O Belenenses do meu avô

Entre maio e julho de cada ano faço os meus interregnos desportivos. Leia-se: dedico muito pouca ou nula atenção ao desporto, seja futebol ou outras modalidades.  De dois em dois anos – e como Portugal se vai qualificando para o Mundial ou o Europeu -, visto (literalmente) a camisola da Seleção para ver os jogos,…

Entre maio e julho de cada ano faço os meus interregnos desportivos. Leia-se: dedico muito pouca ou nula atenção ao desporto, seja futebol ou outras modalidades. 

De dois em dois anos – e como Portugal se vai qualificando para o Mundial ou o Europeu -, visto (literalmente) a camisola da Seleção para ver os jogos, se não os puder ver in loco, vibro com os nossos feitos durante a partida, e assim que esta termina desligo e mudo de canal, sem qualquer paciência para ouvir banalidades ou rebuscadas teorias explicativas de vitórias, empates ou derrotas. 

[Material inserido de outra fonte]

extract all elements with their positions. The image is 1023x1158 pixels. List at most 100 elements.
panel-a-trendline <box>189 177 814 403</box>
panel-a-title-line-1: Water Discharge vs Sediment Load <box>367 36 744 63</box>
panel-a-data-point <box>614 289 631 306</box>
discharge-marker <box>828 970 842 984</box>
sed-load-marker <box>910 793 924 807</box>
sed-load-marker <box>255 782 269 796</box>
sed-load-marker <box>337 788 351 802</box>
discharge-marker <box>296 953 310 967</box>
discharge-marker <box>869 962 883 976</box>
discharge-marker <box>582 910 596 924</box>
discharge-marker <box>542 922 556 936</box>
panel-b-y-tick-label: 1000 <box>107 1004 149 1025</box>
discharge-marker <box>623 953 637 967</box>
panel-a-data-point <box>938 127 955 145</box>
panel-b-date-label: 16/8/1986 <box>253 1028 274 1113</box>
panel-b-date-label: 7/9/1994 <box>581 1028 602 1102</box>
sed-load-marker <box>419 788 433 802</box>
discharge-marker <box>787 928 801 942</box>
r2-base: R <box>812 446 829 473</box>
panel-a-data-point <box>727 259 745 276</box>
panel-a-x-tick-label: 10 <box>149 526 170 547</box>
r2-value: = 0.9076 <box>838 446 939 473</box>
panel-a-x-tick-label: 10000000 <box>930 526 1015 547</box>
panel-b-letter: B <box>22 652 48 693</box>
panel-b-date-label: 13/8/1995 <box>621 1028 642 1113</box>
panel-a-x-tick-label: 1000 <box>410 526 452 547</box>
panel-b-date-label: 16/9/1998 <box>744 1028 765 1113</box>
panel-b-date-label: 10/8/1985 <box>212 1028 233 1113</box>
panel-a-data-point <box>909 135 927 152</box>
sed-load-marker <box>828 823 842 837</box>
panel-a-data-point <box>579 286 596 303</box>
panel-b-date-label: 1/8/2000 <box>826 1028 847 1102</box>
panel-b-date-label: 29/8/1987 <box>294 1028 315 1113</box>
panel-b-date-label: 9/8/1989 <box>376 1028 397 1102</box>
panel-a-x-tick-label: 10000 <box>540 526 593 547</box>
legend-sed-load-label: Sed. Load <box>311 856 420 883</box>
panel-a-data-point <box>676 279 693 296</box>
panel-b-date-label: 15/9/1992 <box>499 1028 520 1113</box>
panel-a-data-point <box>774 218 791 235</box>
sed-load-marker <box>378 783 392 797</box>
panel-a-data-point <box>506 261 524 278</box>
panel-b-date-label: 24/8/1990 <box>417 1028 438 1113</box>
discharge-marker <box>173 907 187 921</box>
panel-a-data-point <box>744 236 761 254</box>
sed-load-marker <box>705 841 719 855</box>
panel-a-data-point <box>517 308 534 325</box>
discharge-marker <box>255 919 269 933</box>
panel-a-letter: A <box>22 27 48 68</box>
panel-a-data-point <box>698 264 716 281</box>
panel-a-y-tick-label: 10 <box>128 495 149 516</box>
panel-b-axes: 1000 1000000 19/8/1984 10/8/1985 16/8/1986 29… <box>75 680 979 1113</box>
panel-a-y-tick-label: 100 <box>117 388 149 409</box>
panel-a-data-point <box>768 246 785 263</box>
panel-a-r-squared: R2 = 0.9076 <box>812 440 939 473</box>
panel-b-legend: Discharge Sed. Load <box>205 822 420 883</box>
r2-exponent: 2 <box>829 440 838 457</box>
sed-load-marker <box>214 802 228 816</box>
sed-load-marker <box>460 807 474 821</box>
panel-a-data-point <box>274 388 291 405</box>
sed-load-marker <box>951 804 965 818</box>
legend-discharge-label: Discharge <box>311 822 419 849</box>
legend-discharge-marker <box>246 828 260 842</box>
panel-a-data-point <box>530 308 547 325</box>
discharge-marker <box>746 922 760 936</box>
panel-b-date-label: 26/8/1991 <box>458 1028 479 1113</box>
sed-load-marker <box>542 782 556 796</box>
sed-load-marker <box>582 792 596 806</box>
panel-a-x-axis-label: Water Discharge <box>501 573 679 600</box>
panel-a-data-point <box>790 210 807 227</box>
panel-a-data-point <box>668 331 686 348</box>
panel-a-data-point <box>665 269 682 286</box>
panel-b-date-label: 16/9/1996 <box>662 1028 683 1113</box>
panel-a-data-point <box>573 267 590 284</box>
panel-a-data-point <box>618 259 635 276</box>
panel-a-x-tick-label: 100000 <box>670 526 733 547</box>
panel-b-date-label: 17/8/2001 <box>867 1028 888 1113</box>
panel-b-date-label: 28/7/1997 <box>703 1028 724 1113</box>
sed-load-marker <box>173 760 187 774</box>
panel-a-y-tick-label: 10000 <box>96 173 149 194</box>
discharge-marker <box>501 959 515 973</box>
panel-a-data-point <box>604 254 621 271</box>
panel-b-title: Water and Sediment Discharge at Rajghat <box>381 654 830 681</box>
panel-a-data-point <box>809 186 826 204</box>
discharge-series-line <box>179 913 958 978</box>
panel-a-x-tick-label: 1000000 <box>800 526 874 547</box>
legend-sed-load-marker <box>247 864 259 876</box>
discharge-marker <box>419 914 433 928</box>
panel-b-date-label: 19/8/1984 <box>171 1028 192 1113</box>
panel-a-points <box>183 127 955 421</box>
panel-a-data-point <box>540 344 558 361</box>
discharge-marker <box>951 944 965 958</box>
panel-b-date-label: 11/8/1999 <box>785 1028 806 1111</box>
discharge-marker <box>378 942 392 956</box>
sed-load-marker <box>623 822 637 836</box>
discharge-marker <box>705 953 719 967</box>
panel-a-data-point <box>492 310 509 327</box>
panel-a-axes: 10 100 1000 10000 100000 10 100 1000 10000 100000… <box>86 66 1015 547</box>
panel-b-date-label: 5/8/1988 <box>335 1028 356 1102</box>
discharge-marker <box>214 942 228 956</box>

Neste Verão não iria ser diferente – caso vários amigos não me tivessem chamado a atenção para momentos excecionais como foram as finais ‘à maior de 5 jogos’ de futsal ou voleibol, rigorosamente cumpridos até ao fim, com jogos decisivos entre os velhos rivais de Lisboa a decidirem títulos nacionais. Ganhou o Sporting como poderia ter ganho o Benfica, venceram ambos no momento da celebração do título, tal o fair play dos dois lados.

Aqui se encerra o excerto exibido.